Kann jeder angehende Jungautor damit rechnen, dass sich Johannes CS Frank um ihn kümmert?
In der Beurteilung der einzelnen Beiträge spiele ich nur eine Filterrolle. Eingesandte Manuskripte werden gelesen, und nach einer ersten Auswahl entscheidet das Kuratorium, ob etwas publikabel ist oder nicht. Alle Beiträge werden zusammen mit den Autoren bearbeitet. Es ist noch nie vorgekommen, dass ein Text genauso wie er eingeschickt auch veröff entlich wurde. Tendenziell kann jeder mitmachen, wenn die Qualität stimmt.
Sie kritisieren in Ihrer Verlagsphilosophie die geringe Risikobereitschaft herkömmlicher Verlage. Ist das Verlagshaus J. Frank risikobereit?

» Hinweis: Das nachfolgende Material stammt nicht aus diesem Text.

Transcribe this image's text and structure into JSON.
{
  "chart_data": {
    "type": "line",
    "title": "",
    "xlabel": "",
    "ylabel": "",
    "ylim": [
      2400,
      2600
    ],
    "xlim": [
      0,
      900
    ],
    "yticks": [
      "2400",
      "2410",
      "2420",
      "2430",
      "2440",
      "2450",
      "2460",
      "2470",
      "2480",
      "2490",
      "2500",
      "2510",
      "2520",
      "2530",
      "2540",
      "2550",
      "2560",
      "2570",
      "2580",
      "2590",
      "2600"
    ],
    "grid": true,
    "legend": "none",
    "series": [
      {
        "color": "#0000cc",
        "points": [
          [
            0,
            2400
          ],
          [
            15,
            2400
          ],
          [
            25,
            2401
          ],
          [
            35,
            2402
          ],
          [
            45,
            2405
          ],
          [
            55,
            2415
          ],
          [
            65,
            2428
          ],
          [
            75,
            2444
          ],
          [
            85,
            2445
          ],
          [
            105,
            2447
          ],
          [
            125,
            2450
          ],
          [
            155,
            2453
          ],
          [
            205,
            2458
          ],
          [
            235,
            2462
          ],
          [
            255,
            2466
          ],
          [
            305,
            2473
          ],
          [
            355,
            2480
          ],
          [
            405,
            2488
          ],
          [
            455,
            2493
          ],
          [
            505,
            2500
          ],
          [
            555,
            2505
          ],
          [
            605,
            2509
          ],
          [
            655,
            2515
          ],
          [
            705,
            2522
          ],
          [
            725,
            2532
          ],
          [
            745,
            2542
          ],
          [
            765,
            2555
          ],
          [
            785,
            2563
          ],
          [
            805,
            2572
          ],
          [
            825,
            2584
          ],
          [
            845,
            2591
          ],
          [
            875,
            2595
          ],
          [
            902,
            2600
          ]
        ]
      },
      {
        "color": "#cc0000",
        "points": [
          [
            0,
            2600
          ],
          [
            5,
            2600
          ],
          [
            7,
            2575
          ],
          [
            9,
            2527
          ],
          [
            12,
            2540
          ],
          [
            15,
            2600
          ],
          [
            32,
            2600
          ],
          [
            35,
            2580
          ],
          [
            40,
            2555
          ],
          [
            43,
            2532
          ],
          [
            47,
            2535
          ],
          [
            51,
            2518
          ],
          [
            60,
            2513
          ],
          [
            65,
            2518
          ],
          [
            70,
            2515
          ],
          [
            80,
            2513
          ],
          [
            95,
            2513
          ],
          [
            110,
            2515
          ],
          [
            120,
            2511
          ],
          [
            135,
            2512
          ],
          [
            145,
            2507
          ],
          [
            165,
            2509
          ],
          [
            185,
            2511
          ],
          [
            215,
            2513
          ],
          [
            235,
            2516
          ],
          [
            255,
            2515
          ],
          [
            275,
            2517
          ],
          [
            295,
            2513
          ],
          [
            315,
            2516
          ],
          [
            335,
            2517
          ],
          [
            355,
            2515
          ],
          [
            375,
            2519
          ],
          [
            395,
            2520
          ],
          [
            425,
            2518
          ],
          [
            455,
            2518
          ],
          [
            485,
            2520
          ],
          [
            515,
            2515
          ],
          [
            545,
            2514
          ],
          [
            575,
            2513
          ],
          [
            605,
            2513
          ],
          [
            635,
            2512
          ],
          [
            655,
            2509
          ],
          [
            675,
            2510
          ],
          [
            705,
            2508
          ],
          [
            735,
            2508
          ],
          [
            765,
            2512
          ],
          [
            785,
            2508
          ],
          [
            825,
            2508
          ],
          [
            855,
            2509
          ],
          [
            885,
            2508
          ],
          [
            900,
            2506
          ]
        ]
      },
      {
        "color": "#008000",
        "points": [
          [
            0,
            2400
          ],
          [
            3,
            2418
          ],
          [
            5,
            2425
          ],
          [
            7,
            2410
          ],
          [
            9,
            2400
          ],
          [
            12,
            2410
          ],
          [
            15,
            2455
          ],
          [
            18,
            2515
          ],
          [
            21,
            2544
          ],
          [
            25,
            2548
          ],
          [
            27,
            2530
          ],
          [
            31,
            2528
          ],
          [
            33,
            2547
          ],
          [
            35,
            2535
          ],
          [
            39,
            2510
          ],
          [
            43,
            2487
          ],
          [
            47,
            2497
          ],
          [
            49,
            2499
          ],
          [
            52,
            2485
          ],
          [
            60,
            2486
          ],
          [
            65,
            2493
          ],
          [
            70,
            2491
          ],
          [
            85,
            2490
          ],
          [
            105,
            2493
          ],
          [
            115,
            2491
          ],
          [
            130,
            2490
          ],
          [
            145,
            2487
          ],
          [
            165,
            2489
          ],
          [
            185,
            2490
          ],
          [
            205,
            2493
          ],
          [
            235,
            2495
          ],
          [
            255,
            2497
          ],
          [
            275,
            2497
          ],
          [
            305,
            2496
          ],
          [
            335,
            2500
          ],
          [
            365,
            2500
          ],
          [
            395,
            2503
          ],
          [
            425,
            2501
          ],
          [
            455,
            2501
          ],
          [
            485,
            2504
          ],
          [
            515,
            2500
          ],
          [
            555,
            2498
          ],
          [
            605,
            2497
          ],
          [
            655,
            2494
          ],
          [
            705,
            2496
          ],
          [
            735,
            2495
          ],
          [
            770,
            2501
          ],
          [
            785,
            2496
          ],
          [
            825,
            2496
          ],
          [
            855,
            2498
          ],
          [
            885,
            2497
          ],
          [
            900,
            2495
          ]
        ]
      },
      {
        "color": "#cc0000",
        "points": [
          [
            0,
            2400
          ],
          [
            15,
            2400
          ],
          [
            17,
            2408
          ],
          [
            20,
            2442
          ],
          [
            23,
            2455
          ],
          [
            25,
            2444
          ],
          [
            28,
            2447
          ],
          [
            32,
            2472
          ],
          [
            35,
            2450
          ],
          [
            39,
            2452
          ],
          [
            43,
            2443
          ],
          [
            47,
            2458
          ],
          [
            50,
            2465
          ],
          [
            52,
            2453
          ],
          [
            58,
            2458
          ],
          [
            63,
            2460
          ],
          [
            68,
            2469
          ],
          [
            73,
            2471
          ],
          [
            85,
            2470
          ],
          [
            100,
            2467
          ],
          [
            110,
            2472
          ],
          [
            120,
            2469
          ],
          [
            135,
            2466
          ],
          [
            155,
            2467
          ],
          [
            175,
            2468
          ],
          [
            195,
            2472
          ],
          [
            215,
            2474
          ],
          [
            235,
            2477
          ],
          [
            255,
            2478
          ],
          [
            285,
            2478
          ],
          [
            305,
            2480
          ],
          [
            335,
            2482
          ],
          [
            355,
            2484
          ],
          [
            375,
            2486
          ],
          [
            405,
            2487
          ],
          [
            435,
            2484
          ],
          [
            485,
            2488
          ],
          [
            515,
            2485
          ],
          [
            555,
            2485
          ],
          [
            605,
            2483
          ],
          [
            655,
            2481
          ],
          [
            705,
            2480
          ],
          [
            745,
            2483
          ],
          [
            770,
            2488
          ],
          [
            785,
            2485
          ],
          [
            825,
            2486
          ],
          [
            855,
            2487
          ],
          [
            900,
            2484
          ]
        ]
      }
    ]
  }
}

Ohne Zweifel. Sowohl das Herausgeben der Zeitschrift als auch einzelne Texte sind ein großes Risiko. Wir arbeiten zum Beispiel nicht mit Namen. Es ist ganz klar, dass sich eine Literaturzeitschrift für junge Autoren nicht mit Berühmtheiten schmücken kann. Das wirtschaftliche Risiko ist mir relativ egal, das persönliche Risiko beschäftigt mich viel mehr. Man kann oft nicht abschätzen, was man einem jungen Menschen rät. Der Beruf Autor ist kein einfacher; jemandem aber das Signal zu geben, dass es eine Option sein könnte, muss mit Verantwortung gehandhabt werden. Insofern ist es mein persönliches Risiko, wenn ich solch ein Signal gebe.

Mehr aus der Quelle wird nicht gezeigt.